1. We are all anxious and sad.
Decades ago, the researcher Christopher Boorse uncovered a seemingly strange fact: By the ordinary criteria for mental disorders, the population at large is no less disturbed than the population of clinical patients. In truth, this isn’t so strange when we recall that distress is a dial, not a switch, and no one’s dial is at zero. The first Noble Truth of Buddhism is, after all, dukkha—that everyone suffers and suffering is part of the world. But forgetting this is easy when you’re told that you have a specific mental condition, and when you feel isolated and alone in your pain.
You are not defective simply for feeling distress.
2. The goal is not to eradicate suffering.
It is normal and healthy to want relief from your suffering, but futile and dangerous to try to eradicate all of your pain. Think of it this way: When you have a headache, you want a Tylenol to take the edge off, but not narcotics strong enough to numb you completely. Emotional self-management—through meditation or prayer, or with the help of therapy—is like Tylenol, so that you can regain a bit more comfort and control.
3. Your happiness requires unhappiness.
The 20th-century self-improvement writer Norman Vincent Peale wrote a wildly best-selling book called The Power of Positive Thinking, in which he exhorted readers to start each day by reciting Psalm 118:24: “This is the day the Lord has made. We will rejoice and be glad in it.” As a young man, I sometimes did this and gave thanks for the positive, happy things in my life as I did so.
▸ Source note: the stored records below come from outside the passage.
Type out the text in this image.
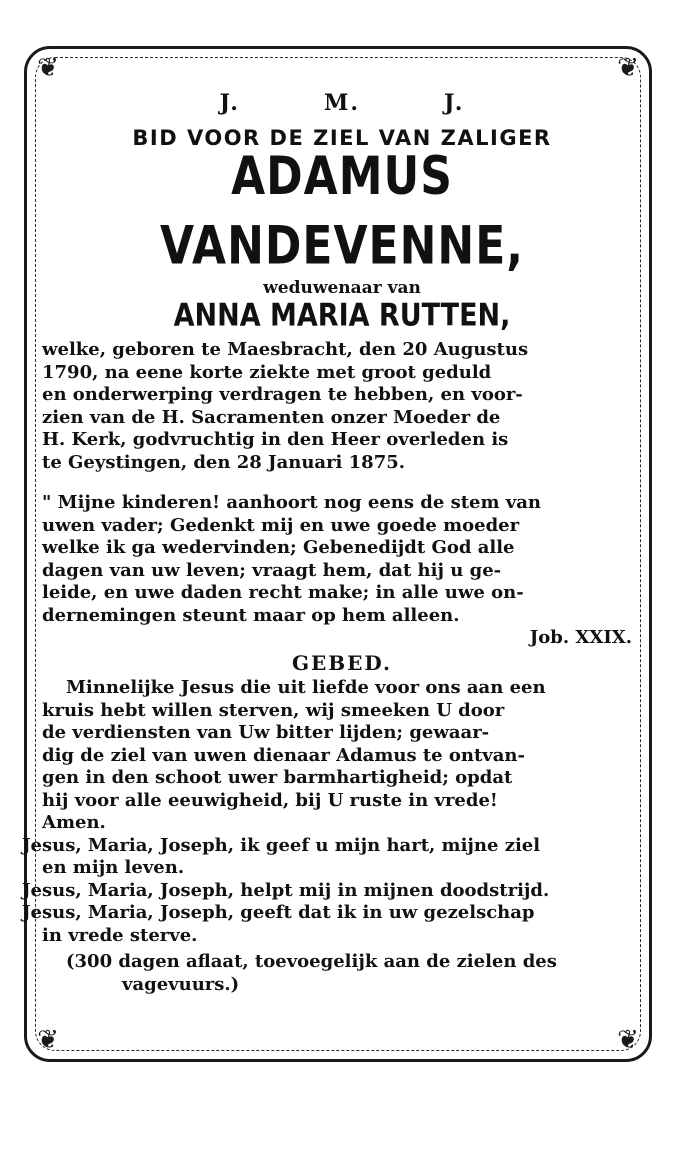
❦	❦
❦	❦

J.	M.	J.

BID VOOR DE ZIEL VAN ZALIGER

ADAMUS VANDEVENNE,

weduwenaar van

ANNA MARIA RUTTEN,

welke, geboren te Maesbracht, den 20 Augustus
1790, na eene korte ziekte met groot geduld
en onderwerping verdragen te hebben, en voor-
zien van de H. Sacramenten onzer Moeder de
H. Kerk, godvruchtig in den Heer overleden is
te Geystingen, den 28 Januari 1875.

" Mijne kinderen! aanhoort nog eens de stem van
uwen vader; Gedenkt mij en uwe goede moeder
welke ik ga wedervinden; Gebenedijdt God alle
dagen van uw leven; vraagt hem, dat hij u ge-
leide, en uwe daden recht make; in alle uwe on-
dernemingen steunt maar op hem alleen.

Job. XXIX.

GEBED.

Minnelijke Jesus die uit liefde voor ons aan een
kruis hebt willen sterven, wij smeeken U door
de verdiensten van Uw bitter lijden; gewaar-
dig de ziel van uwen dienaar Adamus te ontvan-
gen in den schoot uwer barmhartigheid; opdat
hij voor alle eeuwigheid, bij U ruste in vrede!
Amen.

Jesus, Maria, Joseph, ik geef u mijn hart, mijne ziel
en mijn leven.
Jesus, Maria, Joseph, helpt mij in mijnen doodstrijd.
Jesus, Maria, Joseph, geeft dat ik in uw gezelschap
in vrede sterve.

(300 dagen aflaat, toevoegelijk aan de zielen des
vagevuurs.)
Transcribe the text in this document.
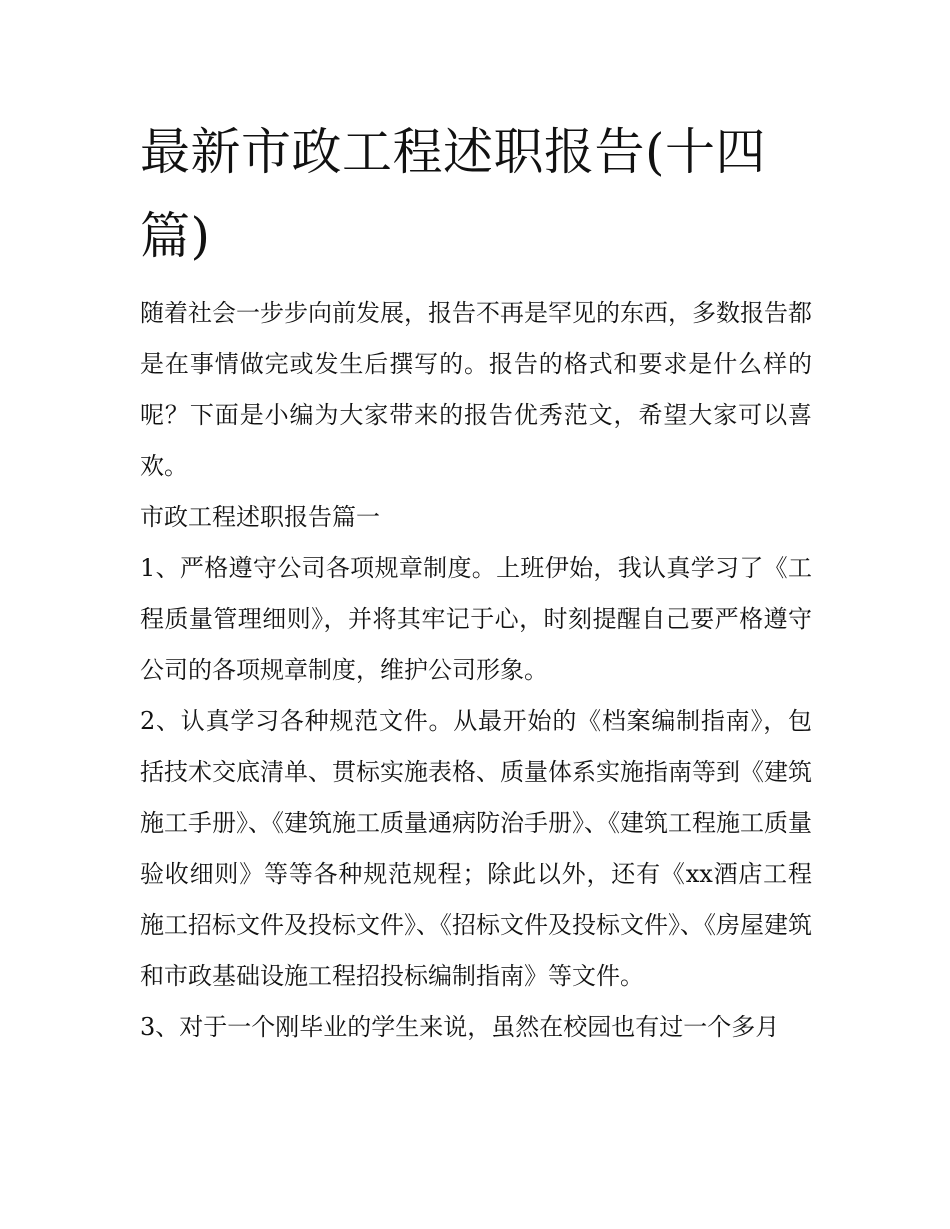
最新市政工程述职报告(十四篇)

随着社会一步步向前发展，报告不再是罕见的东西，多数报告都是在事情做完或发生后撰写的。报告的格式和要求是什么样的呢？下面是小编为大家带来的报告优秀范文，希望大家可以喜欢。

市政工程述职报告篇一

1、严格遵守公司各项规章制度。上班伊始，我认真学习了《工程质量管理细则》，并将其牢记于心，时刻提醒自己要严格遵守公司的各项规章制度，维护公司形象。

2、认真学习各种规范文件。从最开始的《档案编制指南》，包括技术交底清单、贯标实施表格、质量体系实施指南等到《建筑施工手册》、《建筑施工质量通病防治手册》、《建筑工程施工质量验收细则》等等各种规范规程；除此以外，还有《xx酒店工程施工招标文件及投标文件》、《招标文件及投标文件》、《房屋建筑和市政基础设施工程招投标编制指南》等文件。

3、对于一个刚毕业的学生来说，虽然在校园也有过一个多月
Today, I realize this was too narrow a reading of that verse. The psalmist is not saying “Be grateful for the fun stuff” but rather “Be grateful for all of it.” That means both the fun parts I want and the hard parts I need, so that I stay alert, mourn loss, learn, and grow.
Some days, giving thanks for the bad feelings is just too hard. But we can at least remember that they exist for a reason; they are normal, we are normal, and we’re all right for feeling them.
Stress and sadness are not automatic evidence that you have a disorder. They are evidence that you are a living, breathing human being living in a complicated world.